Vic Students Make Some Noise

This article was originally published in the SA Anti-Capitalist Uni Special.
By Joel Cosgrove, Workers Party member and former VUWSA President.
Students at Victoria University have started to fight the cuts and redundancies that have become commonplace over the last five-seven years.
The most recent attack that started the current fightback was a change proposal put forward by the University to radically change the focus and academic content of the School of History, Philosophy, Political Science and International Relations. The past modus operandi of VUW management has been to make some sort of half-arsed pseudo-academic or financial justification of the changes management want to make. This is window-dressing at best. What it amounts to is the domination that management have over the university as a whole i.e. staff, students and the wider community. They feel that they can change the perspective and direction of the university at their whim. Previous management shut down the Russian Studies programme in the mid-90’s, using the end of the Cold War as a justification. More recent management built some big black stone steps costing over one million dollars, the Vice Chancellor responsible was fired soon afterwards, and that is the beginning and end of his grand vision of that time. So there is a long history at VUW of various dominant incarnations of senior management feeling the need to assert ‘their’ ‘vision’ and get rid of the previous ‘vision’. In effect this represents the usurpation of democratic decision-making and ownership of the university proper.
It’s this situation that has been building up over the last couple of years and exploded in anger last Wednesday. VUW management have adopted harsh tactics to repress any student organising on campus. Whether this has been trespassing key activists or threatening/intimidating students with potential punishment. It reached a crescendo with VUW security’s attempt to effectively stop the use of chalk to write political statements around the university, by washing them off with water as soon as the chalking appeared. They have done something similar to posters. Assuming that if they make it so labour intensive for students to organise and agitate, the barrier will be set too high for anything to happen. What this meant in practice, was that the level of anger and motivation just needed to rise higher before overcoming this barrier.

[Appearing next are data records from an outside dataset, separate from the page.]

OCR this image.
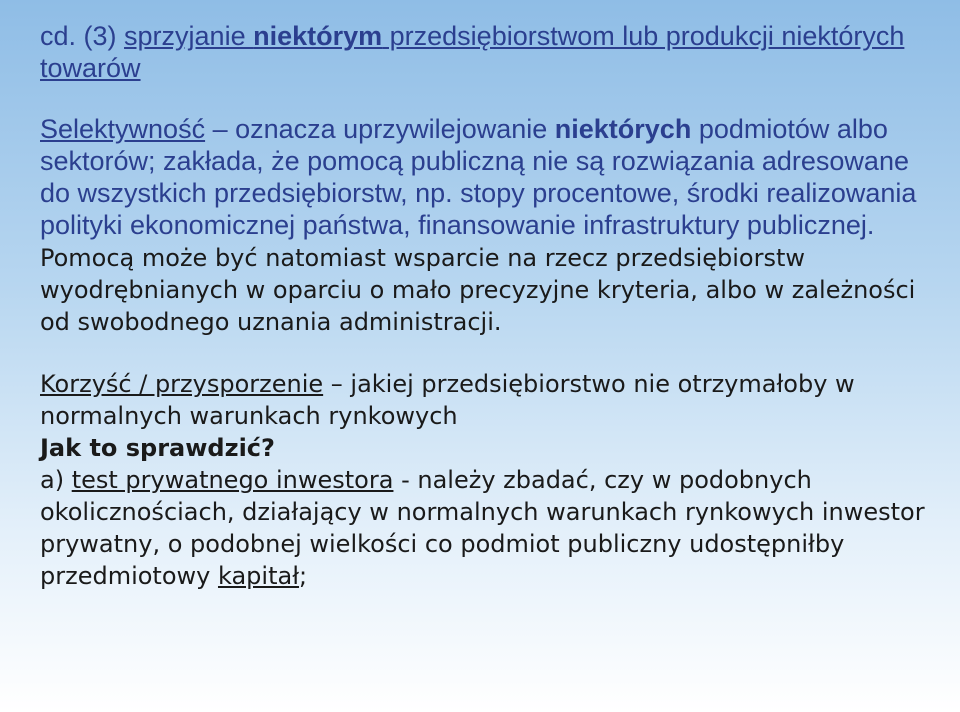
cd. (3) sprzyjanie niektórym przedsiębiorstwom lub produkcji niektórych towarów

Selektywność – oznacza uprzywilejowanie niektórych podmiotów albo sektorów; zakłada, że pomocą publiczną nie są rozwiązania adresowane do wszystkich przedsiębiorstw, np. stopy procentowe, środki realizowania polityki ekonomicznej państwa, finansowanie infrastruktury publicznej. Pomocą może być natomiast wsparcie na rzecz przedsiębiorstw wyodrębnianych w oparciu o mało precyzyjne kryteria, albo w zależności od swobodnego uznania administracji.

Korzyść / przysporzenie – jakiej przedsiębiorstwo nie otrzymałoby w normalnych warunkach rynkowych
Jak to sprawdzić?
a) test prywatnego inwestora - należy zbadać, czy w podobnych okolicznościach, działający w normalnych warunkach rynkowych inwestor prywatny, o podobnej wielkości co podmiot publiczny udostępniłby przedmiotowy kapitał;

This threshold was reached when 56 students met in the Student Union Building in anger at the cuts going on. A protest was organised for the following fortnight. The University’s attempt at suppressed political expression was smashed by focused, constant and decentralised chalking throughout the university. By the day of the protest, VUW security had given up on trying to stop this.
There was a highly charged peaceful protest, with security hitting and attacking students. That in itself is a manifestation of the attitude by management to students. The desire has been laid down to do more than militantly witness VUW slashing and burning. Some of the key ideas coming through in Wellington, are the need to organise to fight a long-term struggle against the whims and flights of fancy of VUW Management. As well as building through practice and discussion a living, organic alternative to the authoritarian tendencies of VUW.